With a realistic payload of 185kg, the Musketeer should accommodate most of the clutter that comes with modern family life. There are 10 eye-level lockers located around the caravan. There’s a large locker over the dresser and some oddments storage over the heater, but kitchen storage under the worktop is restricted to a narrow cutlery drawer and cupboard, plus pan storage under the oven.
There’s abundant under-seat storage in both the rear and front areas, plus a double doored wardrobe between the kitchen and shower room but, unusually, no front central chest of drawers.
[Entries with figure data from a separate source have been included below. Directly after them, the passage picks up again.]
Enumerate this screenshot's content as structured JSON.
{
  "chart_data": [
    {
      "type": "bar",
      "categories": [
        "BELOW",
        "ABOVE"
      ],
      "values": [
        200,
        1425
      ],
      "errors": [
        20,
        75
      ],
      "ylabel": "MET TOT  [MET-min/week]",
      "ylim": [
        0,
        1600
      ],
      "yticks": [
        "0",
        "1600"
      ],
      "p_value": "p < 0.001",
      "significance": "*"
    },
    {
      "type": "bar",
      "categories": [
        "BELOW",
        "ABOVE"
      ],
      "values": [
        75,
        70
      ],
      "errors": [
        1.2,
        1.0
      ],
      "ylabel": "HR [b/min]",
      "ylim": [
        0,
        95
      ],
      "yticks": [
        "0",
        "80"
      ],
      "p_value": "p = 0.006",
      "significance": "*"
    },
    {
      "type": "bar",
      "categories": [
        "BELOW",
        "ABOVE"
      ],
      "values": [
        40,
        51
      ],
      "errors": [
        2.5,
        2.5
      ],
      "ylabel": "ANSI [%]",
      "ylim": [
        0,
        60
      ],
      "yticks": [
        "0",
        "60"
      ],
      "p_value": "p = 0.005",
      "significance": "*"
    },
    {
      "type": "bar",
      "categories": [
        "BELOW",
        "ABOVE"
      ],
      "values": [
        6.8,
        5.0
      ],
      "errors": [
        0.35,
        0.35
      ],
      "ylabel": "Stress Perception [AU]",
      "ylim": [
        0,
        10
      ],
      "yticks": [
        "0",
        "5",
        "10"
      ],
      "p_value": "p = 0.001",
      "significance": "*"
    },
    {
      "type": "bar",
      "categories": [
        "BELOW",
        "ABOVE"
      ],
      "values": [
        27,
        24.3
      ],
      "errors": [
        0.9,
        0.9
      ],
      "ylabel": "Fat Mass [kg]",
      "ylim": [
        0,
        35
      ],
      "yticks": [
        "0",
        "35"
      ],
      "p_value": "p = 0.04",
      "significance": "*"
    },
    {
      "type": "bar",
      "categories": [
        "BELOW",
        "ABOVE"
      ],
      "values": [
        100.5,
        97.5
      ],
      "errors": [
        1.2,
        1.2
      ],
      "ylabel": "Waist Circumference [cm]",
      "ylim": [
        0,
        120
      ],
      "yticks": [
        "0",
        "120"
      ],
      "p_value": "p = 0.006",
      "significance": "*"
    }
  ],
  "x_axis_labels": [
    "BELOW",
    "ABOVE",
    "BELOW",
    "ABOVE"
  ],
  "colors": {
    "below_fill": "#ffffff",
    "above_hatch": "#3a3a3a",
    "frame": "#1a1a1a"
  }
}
Such a flexible layout offers multiple dining options, meaning parents and children can dine together or separately and at different times. The lounge will seat four around the large standalone table, making family meals easy, but there’s only a lightweight, flip-up occasional table rather than the traditional central chest of drawers and it doesn’t look particularly child proof. Up to three children can dine at the rear table. This flexibility really comes into its own in the morning, where early rising kids can have their breakfast at the back while at least one parent can still enjoy a well-deserved lie-in up front.
Separate areas for parents and kids is highly prized in family caravans and the Musketeer delivers this within a very compact package.
The TD’s open-plan layout makes it feel much roomier than many of its rivals, which extends the period of grace before the onset of cabin fever, and the central position of the TV table means it can be viewed from either the lounge or dining area.
While mum and dad put their feet up in the front lounge, the children can be playing in the dining area. It doesn’t always work quite like this all the time, but given their own dedicated area, kids are usually happy to occupy it and give mum and dad a bit of breathing space.
The kitchen is pretty standard, with a three-burner hob, 107-litre fridge, separate grill and oven, but no microwave. There is a limited amount of worktop space and the storage is similarly restricted. The three cabinets above the hob offer sufficient space for cereals and kids’ convenience foods and there’s a plate rack in one of them. The fridge has a reasonable 107 litres of space and the freezer compartment is big enough for ice lollies – essential equipment for kids in summer.
With a MTPLM of 1264kg, even using the entire 185kg payload, the Musketeer TD can comfortably be towed by mid-sized cars. Predictably, behind our Kia Sorento the TD behaved impeccably on tis tow test with Val Chapman; it was the easy test tow we had expected. The hitch head stabiliser helps maintain good road manners and stability, particularly in strong crosswinds.